Oil fell back below $50 a barrel on Thursday, after surging more than 2 percent as equity markets rallied on signs the U.S. recession was easing, boosting hopes of a demand recovery in world's top energy consumer.
The market will be eyeing U.S. weekly jobless claims, due later in the day, for further signs that the speed of contraction in the economy was abating.
Guardedly positive comments on the U.S. economy from the Federal Reserve's Beige Book report outweighed bearish government data showing that U.S. crude inventories last week rose to the highest level in nearly 19 years, sparking a rally on Wall Street overnight and Asian shares on Thursday.
But oil pared some gains after China released mixed economic data. The world's second-largest energy consumer said its economy grew a slower-than-expected 6.1 percent in the first quarter, but posted other data, such as industrial output, that signaled some optimism.
By 12:06 a.m. EDT, U.S. crude for May delivery was up 63 cents to $49.88 a barrel, after rising to $50.30 earlier. ICE Brent crude for the new front-month of June was up 53 cents at $52.97 a barrel.
The U.S. inventory stats were really, really bad and we expected oil to fall to around $43 to $48, but the bottom was pretty firm even with the terrible data, and it's trading around plus or minus $50, said Tony Nunan, risk manager at Tokyo-based Mitsubishi Corp.
It looks like the market has found its bottom, but it's going to struggle to go up from here.
MIXED ECONOMY OUTLOOK
The Energy Information Administration's (EIA) weekly inventory report showed a 5.6 million-barrel rise in U.S. crude stocks, to 366.7 million barrels -- the highest since September 1990 -- beating analysts' expectations of a 1.9 million-barrel build.
The Fed's Beige Book showed that the U.S. economy continued to weaken in March and early April, but the pace of decline was easing amid scattered signs the country's recession may be nearing an end.

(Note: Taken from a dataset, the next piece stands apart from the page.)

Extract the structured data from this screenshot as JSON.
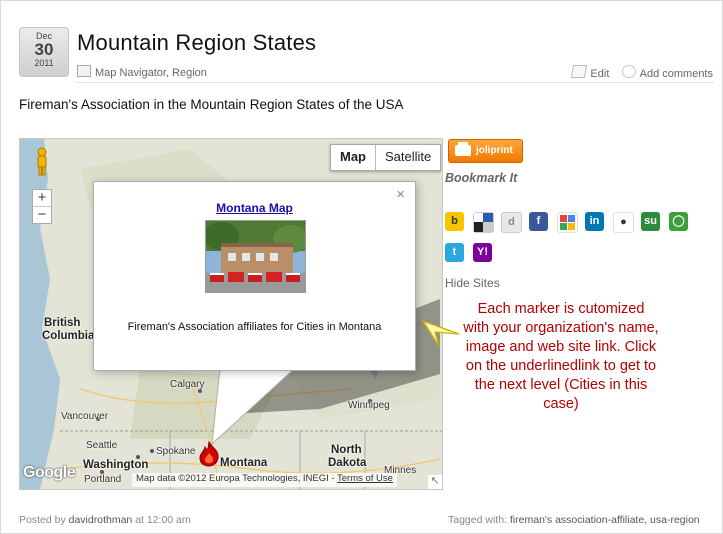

Wall Street stocks took heart from the report's cautiously reassuring tone, which broke a string of depressing news from the closely watched Beige Book, and the Dow Jones industrial average <.DJI> closed 1.38 percent higher after a choppy session. <.N>
After an early lift from Wall Street, Asian stocks pulled back from a six-month high on Thursday, after China posted its slowest-ever quarterly growth.
U.S. jobless claims, due at 8:30 a.m. EDT, are forecast to hit a total of 655,000 new filings, versus 654,000 in the prior week, a Reuters poll of economists showed.
Crude prices have tumbled nearly $100 per barrel since last July, as the global recession dented oil demand, but they have recovered in recent months from a low of $32.40 in December.
The Organization of the Petroleum Exporting Countries said on Wednesday that world oil demand would fall by 1.37 million barrels per day (bpd) in 2009, revised from its previous forecast for a fall of 1.01 million bpd.
Both the International Energy Agency (IEA) and U.S. government agency EIA have also just reduced their global demand forecasts.